During his career, David has illustrated two books: Arkansas Birds, Their Distribution and Abundance, and Birds of Missouri: Their Distribution and Abundance. His paintings and drawings have been displayed in art shows and galleries across the United States.
Yet even with all of these accomplishments, he humbly shares that his greatest achievement is just being able to put paint on canvas to create something that can inspire for many years.
David confesses that he’s never had a formal art class. He never went to college and admits that he couldn’t even tell you anything about the color wheel.
“I’ve always been on my own, but I think the fact that I knew I had this talent and wanted to be an artist really kept me going,” he says. “It’s intuition. I know what I want and how to get it.”
He estimates that he’s drawn 14,000 field sketches since his days in grade school. Most of them are on loose sheets of paper, stacked high or tucked away in files in his studio. David doesn’t draw from photographs of birds, but rather with a well-developed, quick hand technique.
“With bird sketching, you have to draw quickly,” he says. “Birds don’t stick around and pose for you.”
From his plein air drawings—most conducted in five or six seconds—he sketches a much larger, more detailed scene with the bird placed in it. That drawing is then taped above his easel, ready to be re-created with his palette of watercolors.
He says that his painted background isn’t necessarily the setting in which he initially sketched the bird. “I do the background first because you want to place the bird in that environment,” David says. “That’s the way it is in nature. Birds are found in a habitat. A habitat doesn’t go to a bird.”
David’s favorite bird to paint is the bird he grew up with—the eastern kingbird.

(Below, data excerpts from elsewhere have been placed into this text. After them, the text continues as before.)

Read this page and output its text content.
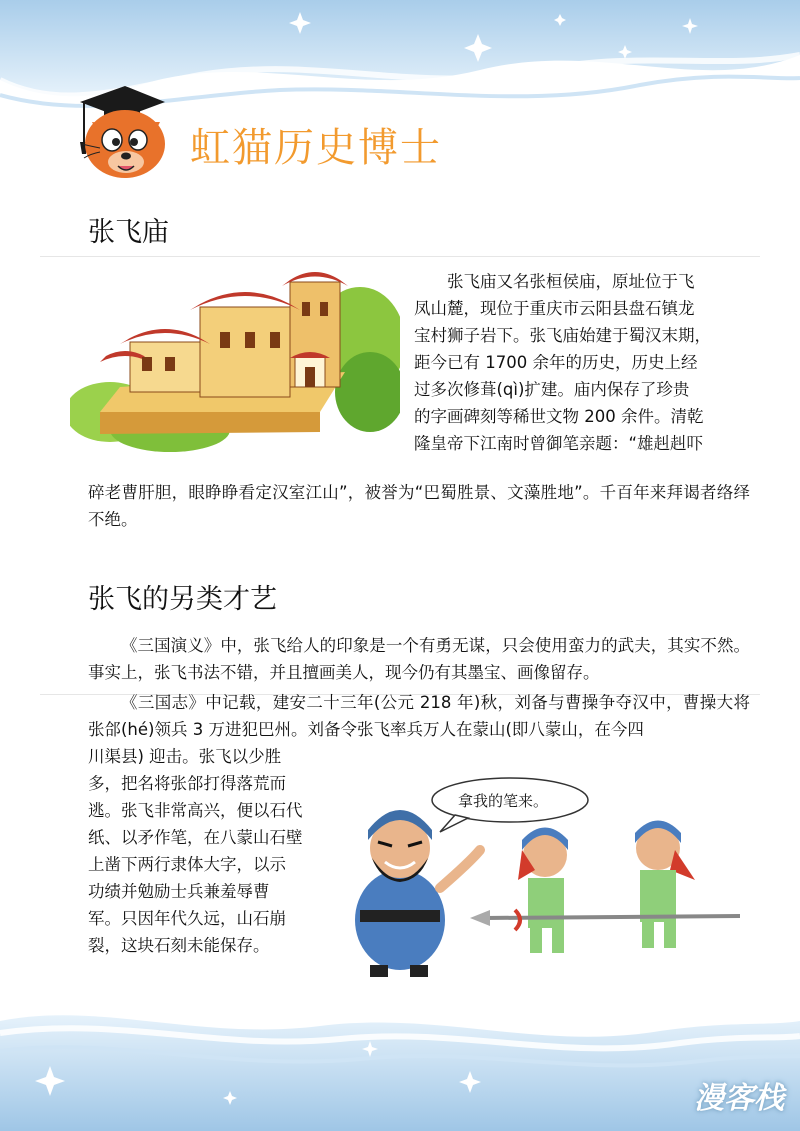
虹猫历史博士
张飞庙
张飞庙又名张桓侯庙，原址位于飞
凤山麓，现位于重庆市云阳县盘石镇龙
宝村狮子岩下。张飞庙始建于蜀汉末期，
距今已有 1700 余年的历史，历史上经
过多次修葺(qì)扩建。庙内保存了珍贵
的字画碑刻等稀世文物 200 余件。清乾
隆皇帝下江南时曾御笔亲题：“雄赳赳吓
碎老曹肝胆，眼睁睁看定汉室江山”，被誉为“巴蜀胜景、文藻胜地”。千百年来拜谒者络绎不绝。
张飞的另类才艺
《三国演义》中，张飞给人的印象是一个有勇无谋，只会使用蛮力的武夫，其实不然。事实上，张飞书法不错，并且擅画美人，现今仍有其墨宝、画像留存。
《三国志》中记载，建安二十三年(公元 218 年)秋，刘备与曹操争夺汉中，曹操大将张郃(hé)领兵 3 万进犯巴州。刘备令张飞率兵万人在蒙山(即八蒙山，在今四
川渠县) 迎击。张飞以少胜
多，把名将张郃打得落荒而
逃。张飞非常高兴，便以石代
纸、以矛作笔，在八蒙山石壁
上凿下两行隶体大字，以示
功绩并勉励士兵兼羞辱曹
军。只因年代久远，山石崩
裂，这块石刻未能保存。
拿我的笔来。
漫客栈
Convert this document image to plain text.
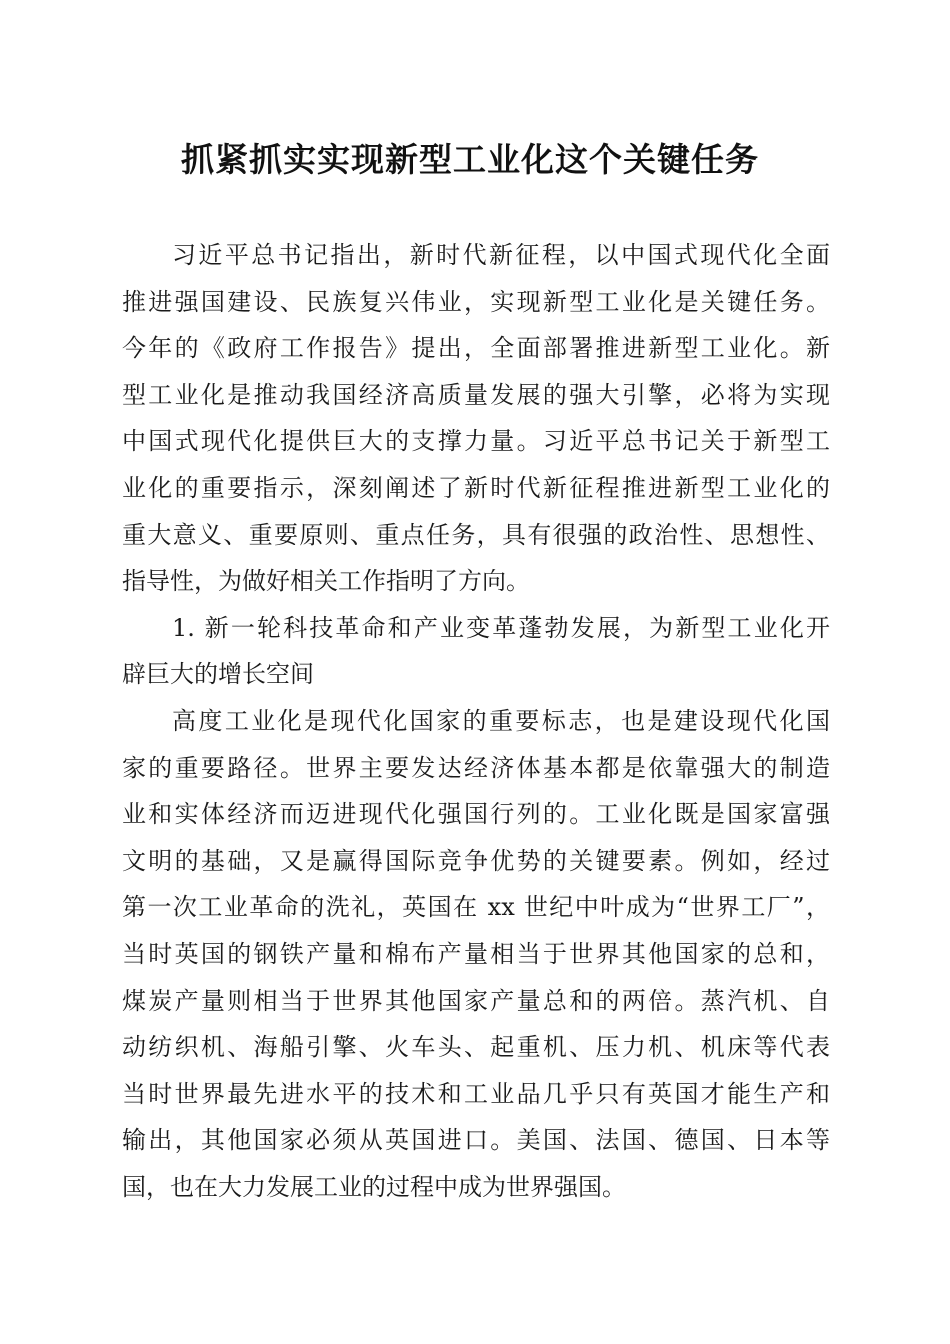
抓紧抓实实现新型工业化这个关键任务
习近平总书记指出，新时代新征程，以中国式现代化全面
推进强国建设、民族复兴伟业，实现新型工业化是关键任务。
今年的《政府工作报告》提出，全面部署推进新型工业化。新
型工业化是推动我国经济高质量发展的强大引擎，必将为实现
中国式现代化提供巨大的支撑力量。习近平总书记关于新型工
业化的重要指示，深刻阐述了新时代新征程推进新型工业化的
重大意义、重要原则、重点任务，具有很强的政治性、思想性、
指导性，为做好相关工作指明了方向。
1. 新一轮科技革命和产业变革蓬勃发展，为新型工业化开
辟巨大的增长空间
高度工业化是现代化国家的重要标志，也是建设现代化国
家的重要路径。世界主要发达经济体基本都是依靠强大的制造
业和实体经济而迈进现代化强国行列的。工业化既是国家富强
文明的基础，又是赢得国际竞争优势的关键要素。例如，经过
第一次工业革命的洗礼，英国在 xx 世纪中叶成为“世界工厂”，
当时英国的钢铁产量和棉布产量相当于世界其他国家的总和，
煤炭产量则相当于世界其他国家产量总和的两倍。蒸汽机、自
动纺织机、海船引擎、火车头、起重机、压力机、机床等代表
当时世界最先进水平的技术和工业品几乎只有英国才能生产和
输出，其他国家必须从英国进口。美国、法国、德国、日本等
国，也在大力发展工业的过程中成为世界强国。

“I can remember they always nested in our yard,” he says. “They are very protective of their nesting territory. They’ll go after anything. They’re fearless.”
Beyond the Limb
Of his 14,000 sketches, David figu es that around 1,600 are paintings and that he has sold 1,300 of them. He smiles when he says his first painting of a warbler sold for ten dollars in the late 1950s and is displayed on the walls of a local bank. His most expensive piece sold for $1,600. On average, he produces twenty-five finished works a year.
David’s most adventurous work has been experimenting with putting birds over geometrical backgrounds. He’s done about three dozen of these contemporary works over the last two decades.
“I didn’t want any connection between the bird and the background,” he says. “I am concerned with color design as well as the visual contrast between the soft feathers of the birds and the hard edge of the geometric shapes. I enjoy doing these. It’s something that just came to me. There’s no big meaning or symbolism behind it all.”
The Salem artist says there is still work to be done. There are no retirement plans on the horizon. In the meantime, David Plank can be found on his family’s farm with paper and pencil in hand and a pair of binoculars around his neck, on the hunt for his next masterpiece.